Segundo a psicóloga, na base de uma sociedade que se respeita mutuamente, é preciso que haja um trabalho prévio de sensibilização. Informar, atualizar os conteúdos curriculares e introduzir atividades lúdicas e pedagógicas — desde o pré-escolar ao ensino superior, que, de uma forma consistente, vão incluindo premissas de respeito pela diferença e pelo próximo — são fatores essenciais a colocar em prática, tanto entre alunos, como de alunos para professores ou funcionários e vice-versa.
"Eu percebo, concordo e acho que o propósito da medida é positivo. Contudo, parece-me que algumas medidas podem ser positivas, mas podem-se perder se forem aplicadas num meio que não está preparado." Para Filipa Jardim da Silva, não há dúvida de que as escolas são "um espaço privilegiado para que as crianças possam, todas elas, independentemente das suas características, aprender a relacionar-se com outras crianças que são diferentes delas", mas para isso há que deixar de comparar as crianças.

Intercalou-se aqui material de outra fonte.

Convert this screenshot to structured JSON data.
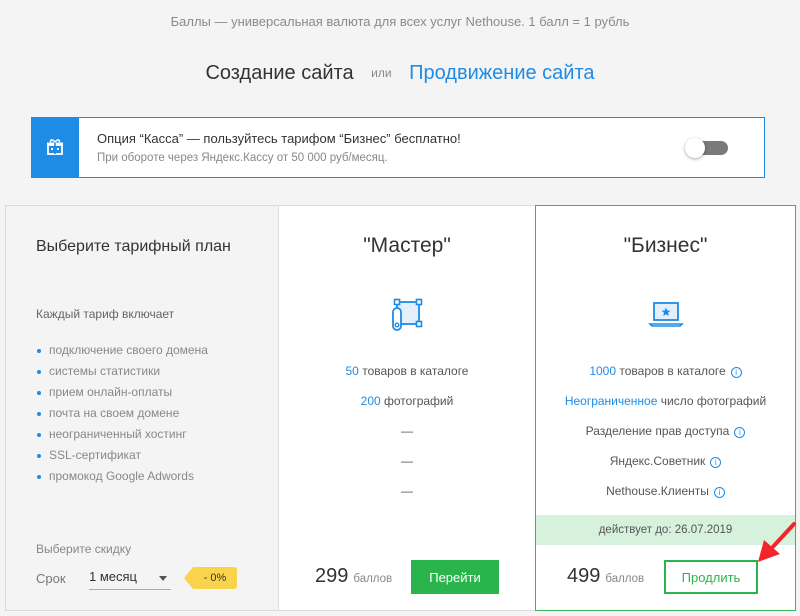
{
  "topnote": "Баллы — универсальная валюта для всех услуг Nethouse. 1 балл = 1 рубль",
  "switcher": {
    "create": "Создание сайта",
    "or": "или",
    "promote": "Продвижение сайта"
  },
  "promo": {
    "title": "Опция “Касса” — пользуйтесь тарифом “Бизнес” бесплатно!",
    "subtitle": "При обороте через Яндекс.Кассу от 50 000 руб/месяц.",
    "toggle_on": false
  },
  "left": {
    "heading": "Выберите тарифный план",
    "includes": "Каждый тариф включает",
    "features": [
      "подключение своего домена",
      "системы статистики",
      "прием онлайн-оплаты",
      "почта на своем домене",
      "неограниченный хостинг",
      "SSL-сертификат",
      "промокод Google Adwords"
    ],
    "discount_label": "Выберите скидку",
    "term_label": "Срок",
    "term_value": "1 месяц",
    "discount_badge": "- 0%"
  },
  "master": {
    "title": "\"Мастер\"",
    "icon": "ruler-square-icon",
    "goods_count": "50",
    "goods_text": "товаров в каталоге",
    "photos_count": "200",
    "photos_text": "фотографий",
    "dash1": "—",
    "dash2": "—",
    "dash3": "—",
    "price": "299",
    "price_unit": "баллов",
    "button": "Перейти"
  },
  "business": {
    "title": "\"Бизнес\"",
    "icon": "laptop-star-icon",
    "goods_count": "1000",
    "goods_text": "товаров в каталоге",
    "photos_count": "Неограниченное",
    "photos_text": "число фотографий",
    "access": "Разделение прав доступа",
    "advisor": "Яндекс.Советник",
    "clients": "Nethouse.Клиенты",
    "valid": "действует до: 26.07.2019",
    "price": "499",
    "price_unit": "баллов",
    "button": "Продлить"
  },
  "colors": {
    "accent_blue": "#1e8be6",
    "green": "#2ab54c",
    "badge_yellow": "#f9d34b",
    "arrow_red": "#f2262a"
  }
}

"Se continuamos, por exemplo, a ter numa escola quadros de mérito que privilegiam uns e desrespeitam outros — e continuam a ter um paradigma de comparação numa escola em que dizem que há algo que é certo e algo que é errado — então é importante que se compreenda que, nesse meio, uma medida positiva como esta, de respeitar a autodeterminação da identidade de género, pode não ter o impacto positivo que nós queremos."
Filipa Jardim da Silva dá também o exemplo de muitos infantários e escolas do primeiro ciclo que não respeitam ainda que nem todas as crianças conseguem deixar a fralda com a mesma idade, ou que nem todas as crianças aprendem a ler e escrever corretamente ao mesmo ritmo. "Quando essa comparação é feita como se a criança tivesse um problema, vemos que ainda estamos num meio muito hostil e muito pouco preparado para o respeito pela diferença."
Segundo a psicóloga, a proposta do BE e PAN é boa, mas é preciso ter cuidados para que não seja promotora de bullying. "Acho que quando se fala de leis, temos de ter sempre em atenção que boas medidas precisam de bons planos de implementação. Na minha humilde perspetiva, enquanto profissional de saúde, parece-me que todos os partidos que têm esta capacidade de propor mudanças à lei se devem recordar de que qualquer fim precisa de um bom plano de implementação e, portanto, esta é também uma posposta que precisa de um plano bem definido", afirma, recordado que se a prioridade for dada à maior formação dos professores e auxiliares — "para que os próprios possam regular melhor as suas emoções e ter mais informação sobre o que são estas questão da identidade de género" — ,aí as escolas estarão mais preparadas.
Na opinião de Catariana Graça, esta é a altura mais do que indicada para a mudança do paradigma de gerações. "Se isto começar a fazer parte do dia a dia das crianças com 10/12 anos, quando elas forem mais velhas também vão transmitir isso aos seus filhos e assim sucessivamente. Tem de começar por algum lado, com alguma geração, e acho que agora temos mais do que ferramentas para isso. Às vezes, só não se mudam mentalidades por certas coisas que a sociedade ainda incute e podia não incutir", remata.